In the hours after Iran’s Fars News agency reported on 7 June that the Iranian navy had deployed “submarines” to the Red Sea, a US military spokesman confirmed the deployment referenced by Iranian authorities.
Neither US nor Iranian sources have specified how many submarines are actually involved. My supposition would be that the deployment involves a single Kilo-class submarine (Iran has three constructed by Russia), which is built for transits and patrols at relatively long ranges. The submarine is in company with a surface task force (recently deployed for antipiracy duty), which includes an Iranian destroyer.
On one previous occasion, in December 2008, regional reporting suggested an Iranian submarine showed up briefly in the Eritrean port of Assab on the Red Sea. I was skeptical of that report at the time and continue to be so. In any event, this month’s deployment represents the first time the Iranian government hasannounced putting a submarine in the Red Sea.

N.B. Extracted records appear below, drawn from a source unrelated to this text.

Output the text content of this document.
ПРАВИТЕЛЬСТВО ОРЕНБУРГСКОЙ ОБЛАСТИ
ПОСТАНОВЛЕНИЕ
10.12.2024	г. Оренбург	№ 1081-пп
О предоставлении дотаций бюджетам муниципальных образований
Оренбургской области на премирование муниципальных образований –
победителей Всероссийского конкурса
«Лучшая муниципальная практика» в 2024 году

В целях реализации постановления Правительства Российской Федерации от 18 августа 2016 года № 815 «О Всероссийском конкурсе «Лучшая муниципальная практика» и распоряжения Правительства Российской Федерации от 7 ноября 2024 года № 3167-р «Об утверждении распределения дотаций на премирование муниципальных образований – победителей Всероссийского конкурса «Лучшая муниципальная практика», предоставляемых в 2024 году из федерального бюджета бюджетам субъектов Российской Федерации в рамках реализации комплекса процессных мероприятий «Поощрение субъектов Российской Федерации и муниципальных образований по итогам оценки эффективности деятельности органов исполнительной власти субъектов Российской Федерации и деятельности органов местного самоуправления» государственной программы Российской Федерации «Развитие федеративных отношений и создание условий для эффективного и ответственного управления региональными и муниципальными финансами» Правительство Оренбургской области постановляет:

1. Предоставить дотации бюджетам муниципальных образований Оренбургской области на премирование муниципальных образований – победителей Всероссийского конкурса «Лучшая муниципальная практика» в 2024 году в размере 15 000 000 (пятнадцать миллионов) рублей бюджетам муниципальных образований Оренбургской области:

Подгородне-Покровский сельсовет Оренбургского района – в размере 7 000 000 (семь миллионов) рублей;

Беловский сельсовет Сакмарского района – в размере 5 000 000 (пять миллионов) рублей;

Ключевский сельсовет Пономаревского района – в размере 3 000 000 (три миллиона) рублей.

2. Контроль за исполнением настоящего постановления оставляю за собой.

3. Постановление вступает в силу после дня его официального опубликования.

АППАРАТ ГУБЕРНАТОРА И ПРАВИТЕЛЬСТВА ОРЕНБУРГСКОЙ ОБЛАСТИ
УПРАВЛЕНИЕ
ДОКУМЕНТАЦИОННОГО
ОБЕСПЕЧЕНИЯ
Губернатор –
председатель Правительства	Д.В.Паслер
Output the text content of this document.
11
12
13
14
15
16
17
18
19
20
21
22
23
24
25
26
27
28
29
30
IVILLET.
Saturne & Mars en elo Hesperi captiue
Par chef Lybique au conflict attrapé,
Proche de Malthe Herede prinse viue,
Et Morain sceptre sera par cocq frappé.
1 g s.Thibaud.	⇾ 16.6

Egypt is unlikely to allow an Iranian submarine to transit the Suez Canal, at least for the time being. Iranian submarine operations will probably be confined to the Red Sea while the current government is in place in Cairo. But the Red Sea is far enough to go to send shivers through the region.
Analysts have focused on different purposes for signal-sending from Tehran; Stratfor emphasizes the impending US drawdown in Iraq and says “this is all about Iran calling dibs on the Mesopotamian sphere of influence.” DEBKAfile – rather weirdly – calls the deployment a “riposte” to the indictment handed down by IAEA of the secrecy and actionable discrepancies in Iran’s nuclear program. (DEBKA usually goes for more sensational theories.)
In my judgment, both evaluations are missed tips. I’m sure Iran did have these issues in mind in deciding to go forward with this deployment, but it is always a mistake to go out of your way to discount the obsessive concern of Iran’s current leadership with two things: Israel, and revolutionary Iran’s overseas adventures in terrorism and nation-torturing (e.g., with Hamas in Gaza, and in Lebanon and Syria).
The Iranian submarine (probably) can’t get into the Mediterranean for now. But it can reconnoiter Israeli naval operations from the base at Eilat, on the Gulf of Aqaba, as well as the operations of the Egyptian and Saudi navies in the Red Sea.
It can lay mines, although we need not assume that that is imminent. It can hold other shipping at risk with torpedoes.
But it can also attempt covert cargo transfers at sea to anyone who can get a boat into the Red Sea or Gulf of Aden: Hamas, obviously, or Iranian-supported factions in Yemen or Somalia.
Iran surely cares about Mesopotamian dibs and the plans of the Western nations to counter her nuclear program. But in terms of her priorities and her modus operandi – undermining Israel, extending the reach of her brand of Islamism through covert action, and supporting terrorist insurgencies – a submarine in the Red Sea has direct, tactical application, and at a political juncture never seen before. No six-month period in history has combined the destabilizing political eruptions of the Arab Spring with the concerted effort of the Palestinian Authority and its supporters to press for a multilateral fait accompli against Israel. Those factors, in my view, are the ones at the top of the mullahs’ priorities list.
Iran will want to get the region accustomed to a “forward presence” posture from her submarines. The announcement was undoubtedly geared partly to that consideration. The submarine may show up shortly in a Red Sea port – perhaps Eritrea’s – in which case the prior announcement would showcase and defuse that event.
An Iranian Kilo is not a ballistic- or cruise-missile equipped submarine; it cannot be in the Red Sea to hold the territory of Israel or Saudi Arabia at risk. There is some strategic value, in terms of signal sending, to proving that Iran can bring this deployment off. But analyzing this development solely in that more abstract light is insufficient.
The final consideration is that Iran is probing the US with this move. No one in the region thinks it’s a good idea for an Iranian submarine to be driving around the local waterways loaded with mines and torpedoes. A blasé US attitude is the opposite of a leadership posture. This matters, and to speak as if it doesn’t is to appear clueless.